Journey's Weekly Homilies

Twenty-ninth Sunday in Ordinary Time
October 19, 2003
Homily by Laurie

Isaiah 53:10-11
Hebrews 4:14-16
Mark 10:42-45

Tonight’s readings are about the servant leadership of our brother Jesus.  We hear the Isaiah reading, in its entirety at Good Friday. Mark gives us an example of servant leadership and Hebrews provides comfort for those who dare to follow after this servant leader.

The words servant leaders are not new for us, but the struggle to define them for ourselves and this community is only just begun.  Those who have emerged as leaders within our fellowship strive to be servant leaders, and we who know them to be equals, we, all of us, strive for that balance of inclusion, power and effectiveness, that will be the background for this community of believers to move forward.

We can easily say that servant leadership doesn’t fit the corporate model of manager and worker bees.  We have rejected that model; it is in part why we find ourselves here and not in the pews of our local parishes. That model of trickle down power did not feed us, did not encourage us to act as informed and outspoken adult Christians,.  We did not often find ourselves brought to a place of conversion and action.  When we did, our leaders often were not prepared or able to support our fledgling efforts to be effective Christians.

We can also say that servant leadership may have been well modeled by our parents, but still there is and must be some hierarchy in family units for that family to be safe and to thrive.  As children we need someone who is an authority.  Denied a parental authority figure, children act out, until some authority is found

What then is servant leadership?  We hold Jesus up as our example, as one who leads from within, not from above.  Our most powerful story of his servant hood is our Holy Thursday service, the washing of feet and the sharing of meal. For me, the washing of feet has lost some of its meaning.  As childish as this may sound, I trace it back to the year that despite the fact that I was washing feet, no one asked to wash my feet. I identified myself as a leader within the community, and tried to be a servant leader. Why then was my ego whining to be heard?  Jesus, said, if I do not wash you, then you have no part in me.

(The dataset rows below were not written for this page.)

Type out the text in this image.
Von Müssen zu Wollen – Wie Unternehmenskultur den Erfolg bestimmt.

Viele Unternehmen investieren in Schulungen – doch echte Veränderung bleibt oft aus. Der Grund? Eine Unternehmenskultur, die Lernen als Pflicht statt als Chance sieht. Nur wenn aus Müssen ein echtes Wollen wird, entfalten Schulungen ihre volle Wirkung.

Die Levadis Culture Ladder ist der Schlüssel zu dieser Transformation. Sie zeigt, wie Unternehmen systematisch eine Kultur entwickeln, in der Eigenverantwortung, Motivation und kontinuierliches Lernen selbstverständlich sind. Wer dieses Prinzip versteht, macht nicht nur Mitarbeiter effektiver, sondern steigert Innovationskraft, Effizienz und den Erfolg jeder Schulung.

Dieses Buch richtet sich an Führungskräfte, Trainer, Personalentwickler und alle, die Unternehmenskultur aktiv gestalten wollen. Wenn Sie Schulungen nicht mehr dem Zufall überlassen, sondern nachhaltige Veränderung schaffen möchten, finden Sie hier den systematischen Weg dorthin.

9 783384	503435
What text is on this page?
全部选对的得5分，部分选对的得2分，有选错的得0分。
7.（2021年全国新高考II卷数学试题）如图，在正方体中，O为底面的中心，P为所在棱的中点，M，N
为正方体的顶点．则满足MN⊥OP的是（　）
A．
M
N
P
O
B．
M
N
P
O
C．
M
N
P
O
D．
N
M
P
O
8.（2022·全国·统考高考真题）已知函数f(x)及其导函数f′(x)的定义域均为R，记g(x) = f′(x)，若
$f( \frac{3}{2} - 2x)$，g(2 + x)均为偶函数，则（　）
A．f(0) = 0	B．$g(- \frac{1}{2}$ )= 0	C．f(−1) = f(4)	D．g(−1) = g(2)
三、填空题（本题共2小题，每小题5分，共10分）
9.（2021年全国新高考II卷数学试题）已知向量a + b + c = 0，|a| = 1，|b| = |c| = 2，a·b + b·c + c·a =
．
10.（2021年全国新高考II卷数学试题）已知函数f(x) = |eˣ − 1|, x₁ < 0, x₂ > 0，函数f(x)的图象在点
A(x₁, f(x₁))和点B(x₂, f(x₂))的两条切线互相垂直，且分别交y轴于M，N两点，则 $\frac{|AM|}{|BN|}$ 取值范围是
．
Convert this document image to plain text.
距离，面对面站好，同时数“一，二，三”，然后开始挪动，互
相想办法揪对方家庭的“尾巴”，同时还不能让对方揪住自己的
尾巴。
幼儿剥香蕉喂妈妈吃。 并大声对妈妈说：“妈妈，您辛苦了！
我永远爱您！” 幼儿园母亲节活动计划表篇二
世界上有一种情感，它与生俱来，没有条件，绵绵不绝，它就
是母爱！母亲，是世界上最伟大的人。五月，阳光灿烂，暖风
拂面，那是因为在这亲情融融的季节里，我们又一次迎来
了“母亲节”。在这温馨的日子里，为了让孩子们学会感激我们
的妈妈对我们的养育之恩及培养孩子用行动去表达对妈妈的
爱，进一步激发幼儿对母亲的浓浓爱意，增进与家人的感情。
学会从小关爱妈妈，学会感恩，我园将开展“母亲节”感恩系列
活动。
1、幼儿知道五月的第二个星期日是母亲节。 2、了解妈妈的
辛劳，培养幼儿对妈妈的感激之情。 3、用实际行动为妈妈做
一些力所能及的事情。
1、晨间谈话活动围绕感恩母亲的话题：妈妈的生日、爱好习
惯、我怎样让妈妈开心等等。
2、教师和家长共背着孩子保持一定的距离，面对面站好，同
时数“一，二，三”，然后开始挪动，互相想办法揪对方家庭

Some of my reaction was ego bound, I serve them, I make sacrifices to be with them and they choose to ignore me?  Also, though I think there is and was a longing to be a part of the one who would wash my feet, who would be promise, in the world we are not alone on our path to follow after. To be a servant leader is to be promise that we are not alone on our way to follow after Jesus. That sounds simple and sugar coated. If we all just wore pins that said “you are not alone”, that would surely bring the reign of God to pass.  If only this servant leadership thing were that easy.  Struggling to learn what it means, striving to live as servant to those around us is part of our Christian longing, and our outward sign of lives transformed by the love of God.

Jesus, as perfect as he was, must have wanted to give James and John a dope slap, HELLO.  Instead he goes on to warn them, and then gently lets them down, saying these places are already assigned and their request is not his to grant. The rest of the disciples were not so benign in their treatment of James and John. Jesus has to call them all together for a little teaching. I imagine it was not easy for the disciples to grasp what Jesus was saying. 

I do not think it is easy for us to grasp what Jesus is saying. “Whoever would be great among you must be you servant, whoever would be first among you must be slave of all.” What a stupid thing to say. To be great is to be a servant and to be first is to be a slave.  To live like that would cost me my life. Isn’t that our prayer though, to be delivered to new life, to life in relationship with God and other people, to nurture those who struggle with this paradox of giving up life to have life.

We are a community of equals, we share in the responsibility of being community.  In order to be effective we need leaders who have risen up from among us to call us to order, to be the ground that the rest of us can move around, refining our lives as followers of Jesus.  We need leaders who help us to form relationship who help us to be what it is to wash one another feet. We require leaders to call us in the way of social justice, we need leaders who tie us to other communities and groups who share similar values.  Finally we need leaders who can break open the word for us, who can lead us in our prayer, who can draw us together as sacrament.  No one of us possess all that we as a community need. To pretend otherwise is to deny that servant leadership can exist. 

Our job as servant leaders and I mean all of us, not just those we have chosen to formally recognize, is like unto our tasks as Christians.  Our job is to evoke, to recognize to nurture to celebrate and to help unify the gifts of spirit here in our community, just as it is our job in our families and even in the world, which knows servant leadership as alien. 

Leonardo Boff has written that: …in a certain sense it is unrealistic to struggle for a ‘classless society’  ~ a society that would be simply and totally a community of bothers and sisters, without any conflict at all.  Realistically one can only struggle for a type of sociability in which love will be less difficult, and where power and participation will have better distribution.  Community must be understood as a spirit to be created, as an inspiration to bend one’s constant efforts to overcome barriers between persons and to generate a relationship of solidarity and reciprocity.